Governing Documents for Multi-Owner Businesses
When a business has multiple stakeholders, clear governance documents are crucial. Depending on the entity type, these documents may include:
- Partnership Agreement (for partnerships)
- Operating Agreement (for LLCs)
- Bylaws and Organizational Minutes (for corporations)
These documents set out how the business is managed, decision-making procedures, profit distribution, dispute resolution mechanisms, and what happens if an owner exits or the business dissolves. Establishing these agreements early can prevent costly legal disputes down the road.

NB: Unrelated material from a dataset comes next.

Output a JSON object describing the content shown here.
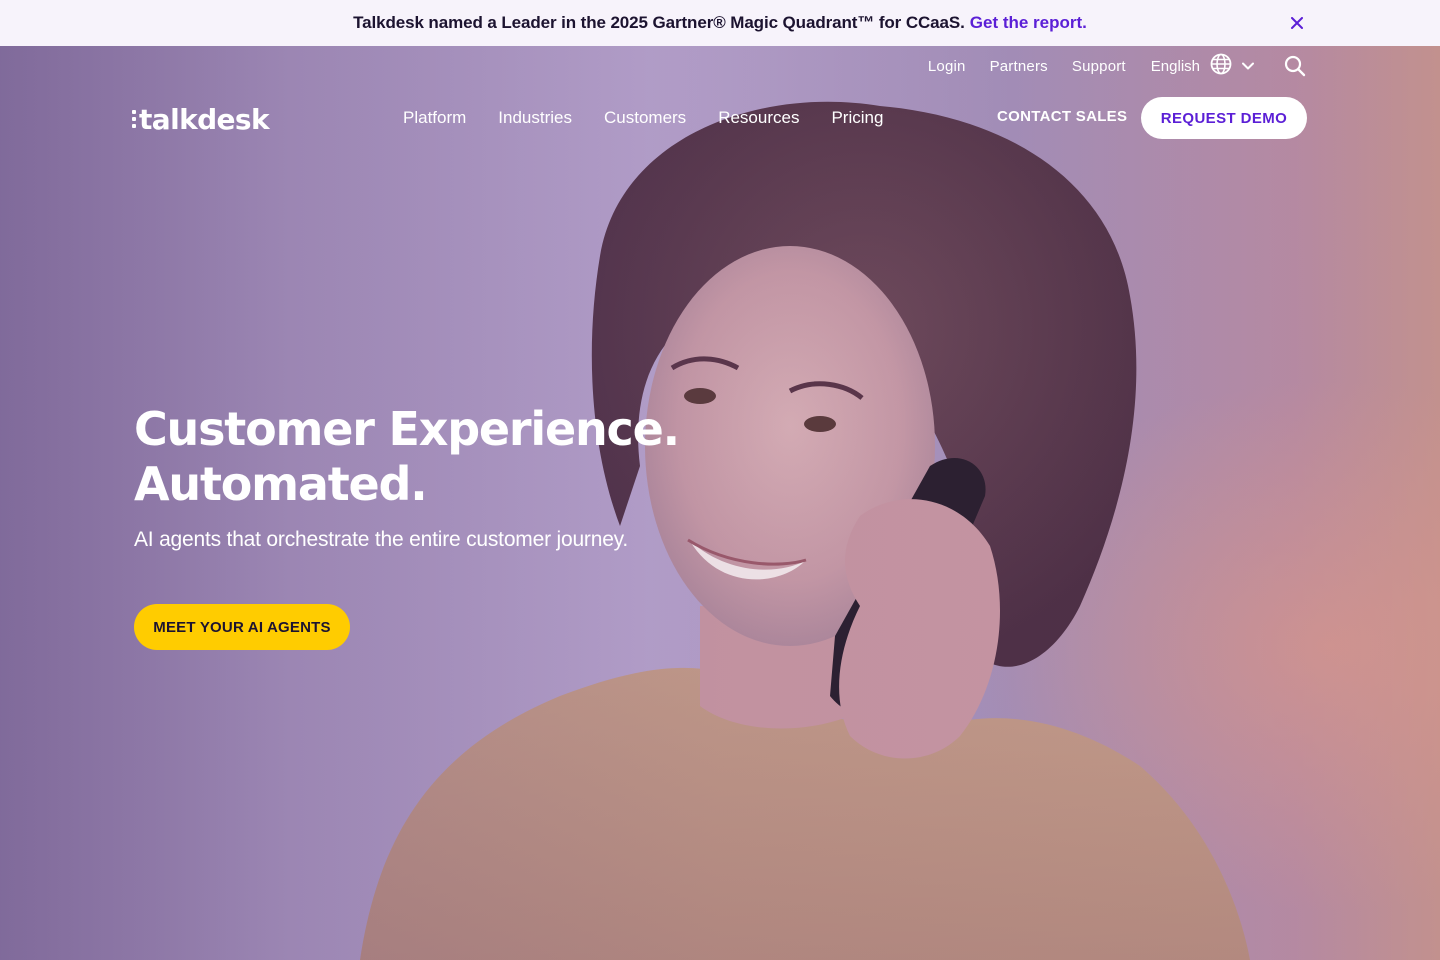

The Importance of Well-Drafted Contracts
Contracts are the backbone of any business, particularly for service-based companies. While free templates are available online, they often only include basic terms (boilerplate provisions) and may not adequately address the unique aspects of a business’s operations. Entrepreneurs should consider working with a small business attorney to ensure their contracts:
- Clearly define the scope of work
- Address payment terms, late fees, and remedies for non-payment
- Include provisions for terminating the relationship, including dispute resolution mechanisms
- Protect confidential information and intellectual property
Some businesses use boilerplate forms that actually have terms that hurt their business! For example, some businesses are so focused on getting paid (as a they should) that they include illegal terms that may violate laws, like usury, or terms that are so aggressively or poorly written that the term is not actually enforceable. This is frequently seen with poorly drafted liquidated damages provisions- they are buried in the document, in an inadequate font size or type of font, not reasonably tied to any potential loss, etc. Business owners frequently fail to recognize the possibility that they may want to terminate the relationship. This is especially true for new businesses who are excited when they actually start getting clients. Business owners who fail to consider that they may want to terminate the relationship oftentimes unintentionally lock themselves into a relationship that they no longer want to be in or that is losing money.
Building a Professional Support Team
Starting a business requires guidance from multiple professionals. Entrepreneurs should connect with:
- A Small Business Attorney: To ensure proper entity formation, draft contracts that are actually useful and not a source of liability, and navigate legal risks
- A CPA or Tax Professional: To optimize tax strategy and compliance
- An Insurance Broker: To identify necessary insurance policies for risk management
By working with these professionals, entrepreneurs can start their businesses with a strong foundation, avoid costly mistakes, and focus on growth.
Starting a business is more than just having a great idea—it requires careful planning and the right professional support. By considering these key factors, entrepreneurs can set themselves up for long-term success.